During performance testing, I've encountered a problem I think must belong to queue theory, but I can't seem to find a solution to this scenario. So the problem is as follows: There are N clients and one instance of a resource shared among all clients. Each client operates in a loop as follows:
- The client does some work (not requiring the shared resource) that takes X amount of time, where X is iid uniformly distributed on some interval [a,b]. X is randomly selected for every iteration and is independent of all other iterations and other clients.
- The client then requests and uses the shared resource for some fixed amount of time, c. Then it releases the resource again.
Now the question is, what is the expected throughput (the sum of completed iterations per time unit across all clients) and what is the probability distribution of the time it takes to complete one iteration of the loop above (e.g. latency)?

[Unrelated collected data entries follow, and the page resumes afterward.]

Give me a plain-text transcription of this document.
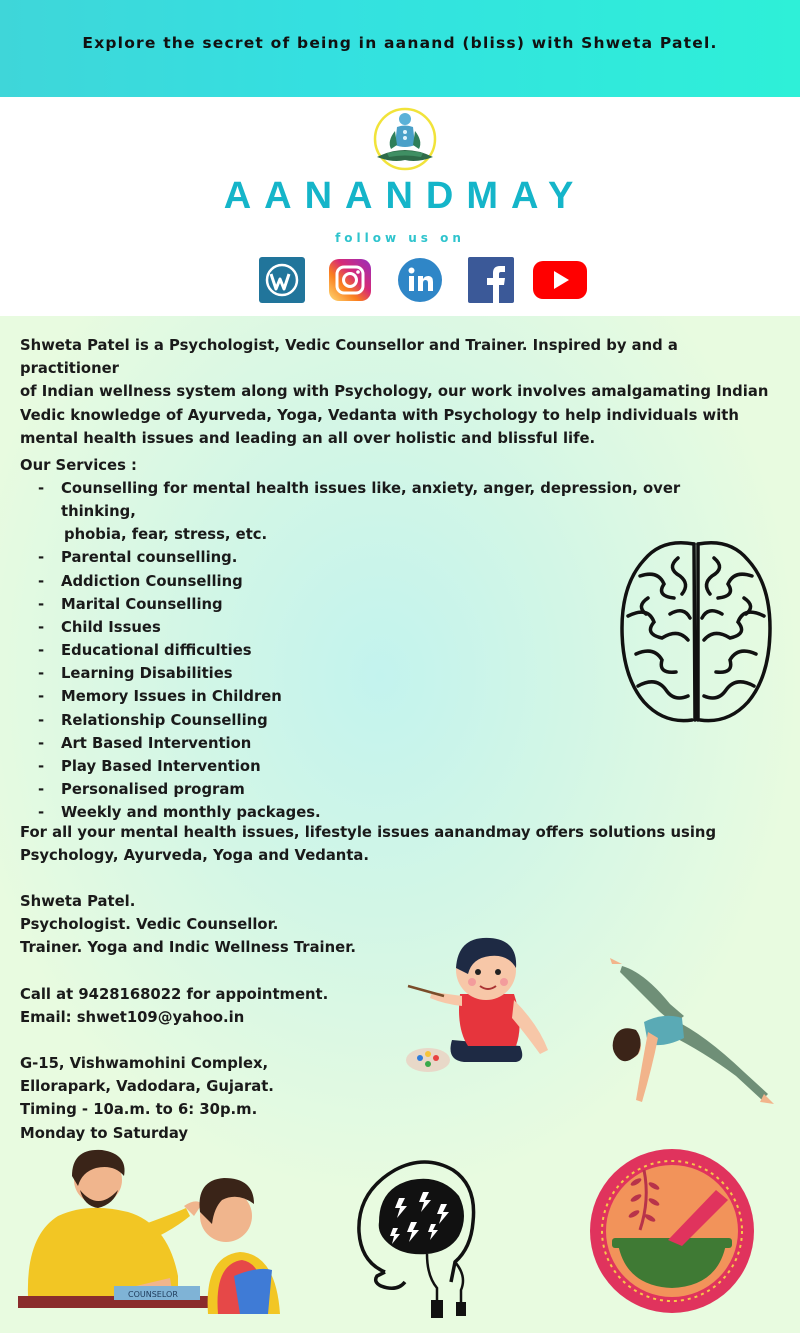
Explore the secret of being in aanand (bliss) with Shweta Patel.
AANANDMAY
follow us on
Shweta Patel is a Psychologist, Vedic Counsellor and Trainer. Inspired by and a practitioner
of Indian wellness system along with Psychology, our work involves amalgamating Indian
Vedic knowledge of Ayurveda, Yoga, Vedanta with Psychology to help individuals with
mental health issues and leading an all over holistic and blissful life.
Our Services :
- Counselling for mental health issues like, anxiety, anger, depression, over thinking,
phobia, fear, stress, etc.
- Parental counselling.
- Addiction Counselling
- Marital Counselling
- Child Issues
- Educational difficulties
- Learning Disabilities
- Memory Issues in Children
- Relationship Counselling
- Art Based Intervention
- Play Based Intervention
- Personalised program
- Weekly and monthly packages.
For all your mental health issues, lifestyle issues aanandmay offers solutions using
Psychology, Ayurveda, Yoga and Vedanta.
Shweta Patel.
Psychologist. Vedic Counsellor.
Trainer. Yoga and Indic Wellness Trainer.
Call at 9428168022 for appointment.
Email: shwet109@yahoo.in
G-15, Vishwamohini Complex,
Ellorapark, Vadodara, Gujarat.
Timing - 10a.m. to 6: 30p.m.
Monday to Saturday
COUNSELOR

Of course, the maximum achievable throughput is 1/c (where the shared resource is maximally utilized). Reaching this will often (depending on the other constants) require a high number of clients which will lead to queuing at the resource, thereby prolonging the execution time of the second step in the loop, increasing the latency. Conversely, minimal latency is achieved when there's only one worker, so there's never a queue. Here the latency will be distributed as X + c but the throughput will also be limited to 1/(E[X] + c).
What I'm looking for is some formula/solution describing the behavior of throughput and latency as a function of N, in this simplified model.